Profits fall at Aggregate Industries despite turnover rise https://t.co/GYPJoYCIcM pic.twitter.com/GHaLuEQ2ec— Insider (@insidereastmids) November 27, 2018
Today, LafargeHolcim’s CEO Jan Jenisch was wooing investors at AI’s Bardon Hill Quarry in Leicestershire on its Capital Markets Day.
LafargeHolcim senior management, accompanied by members of the financial community are touring Bardon Hill #quarry today. Discover more about this key @AggregateUK site: https://t.co/ToxCtuYKcC #CapitalMarketsDay2018 pic.twitter.com/eAKqhS18VT— LafargeHolcim (@LafargeHolcim) November 28, 2018
Investors may need some convincing. In that same 12 month period that AI reported profits falling 56%, Breedon – a competitor run by Peter Tom, a former chairman and chief executive of AI – announced pre-tax profits increasing 52% to £71.2 million, up from £46.8 million in the previous 12 months. Breedon’s profits were achieved on sales of £652 million, AI’s profits were on sales of £1.2 billion. Both companies operate around 60 quarries each, but evidently, based on these results, Breedon is running the more efficient operation, with a pre-tax margin of almost 11%, compared with AI's of less than 4%.
At the time Breedon released its results, it said: "We look to 2018 and beyond with confidence and optimism." At the time AI released theirs, the company predicted that in 2018 "demand levels for our products and services will be, at best, flat." And not just that:
…the slowing economy and the uncertainty emanating from the decision to leave the European Union is expected to suppress investment in the short term.
In addition, it is anticipated that input costs, particularly oil related and energy will increase at levels well above inflation.

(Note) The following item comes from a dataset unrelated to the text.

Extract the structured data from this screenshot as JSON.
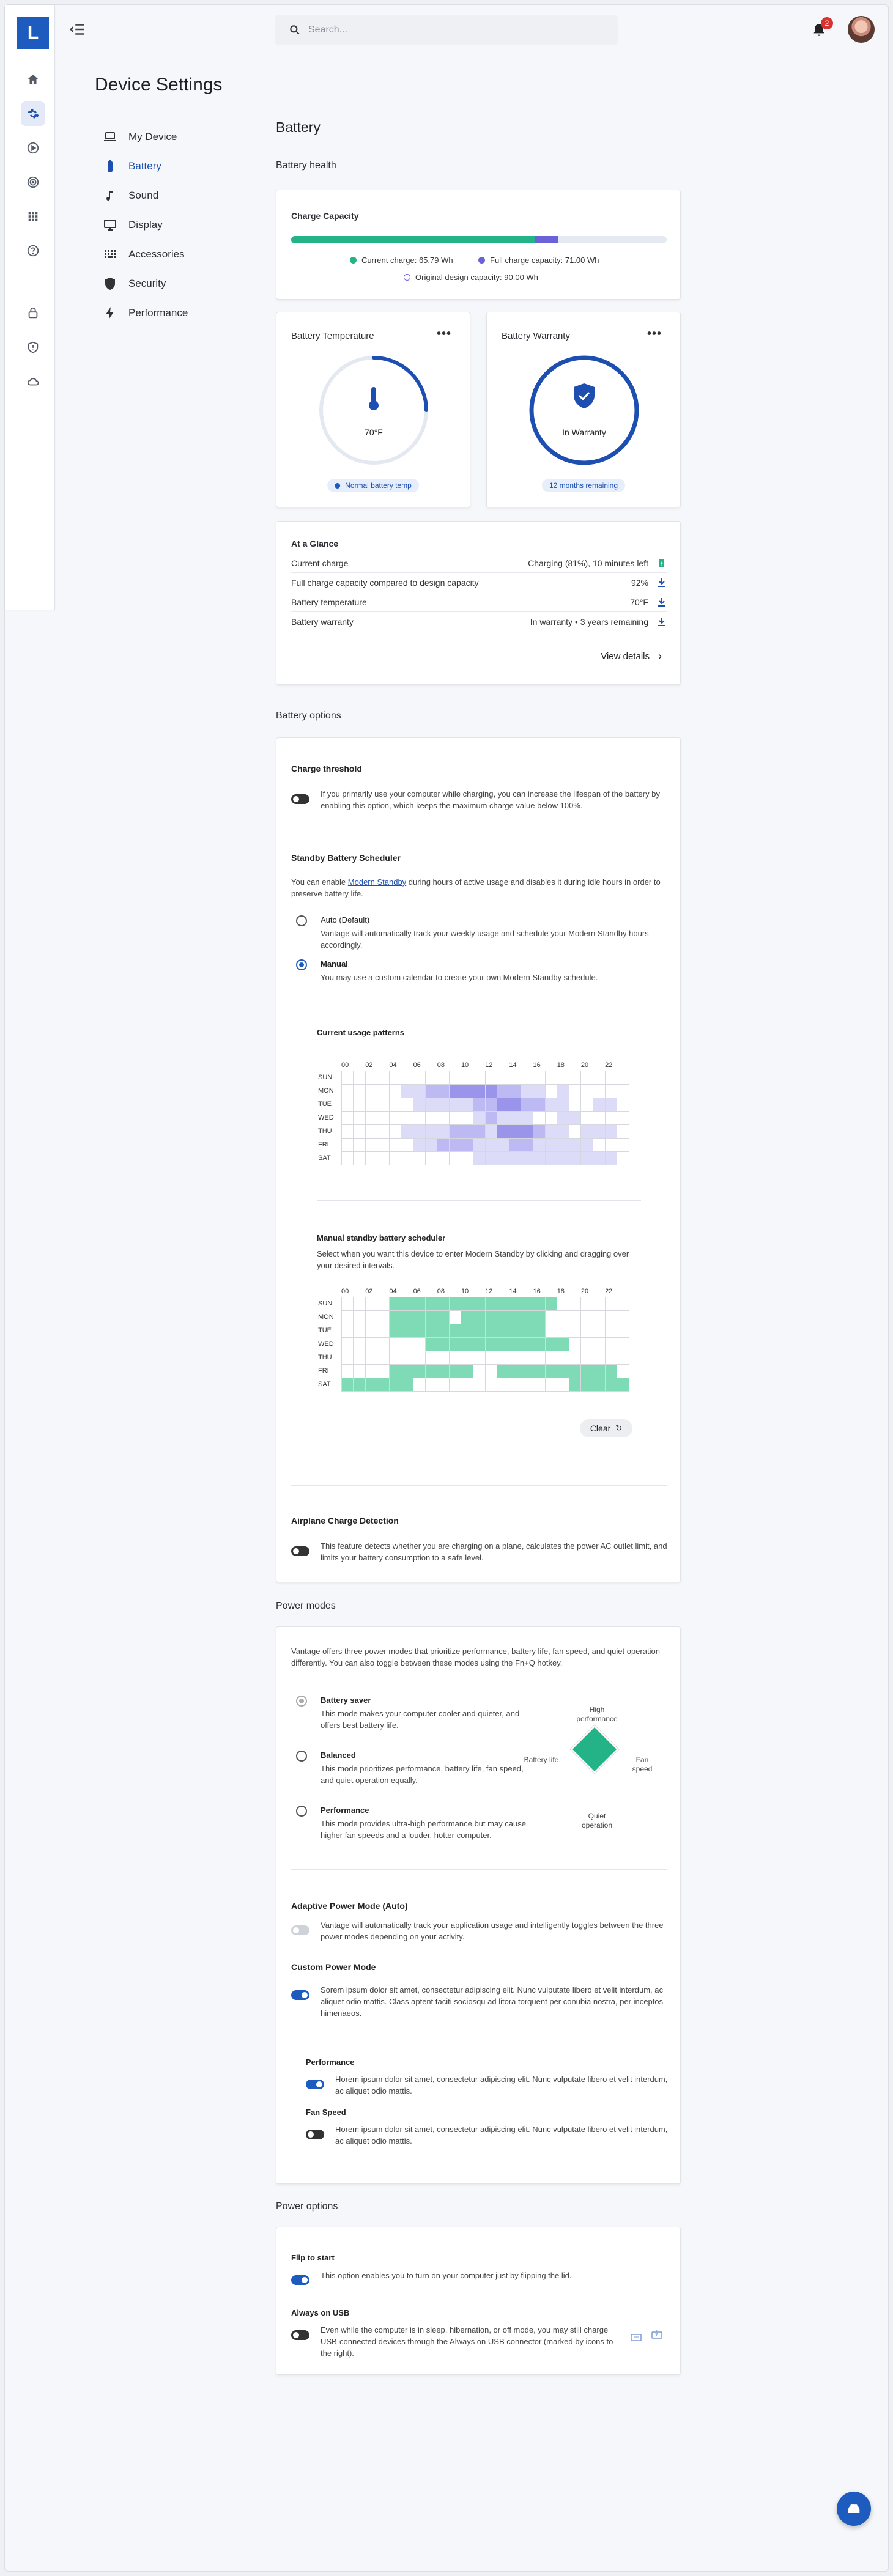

Clearly, AI has some problems on its hands, as it sails into the stormy seas caused by Brexit. It does however have a cunning plan:
… we have instigated a number of initiatives aimed at reducing the overall cost base of the business. These are focussed, principally, in the operational excellence, procurement, logistics and sales and general administration functions.
If logistics still includes their expensive 2.5 million mile haulage plans for East Devon, you do wonder what difference any of those initiatives will make.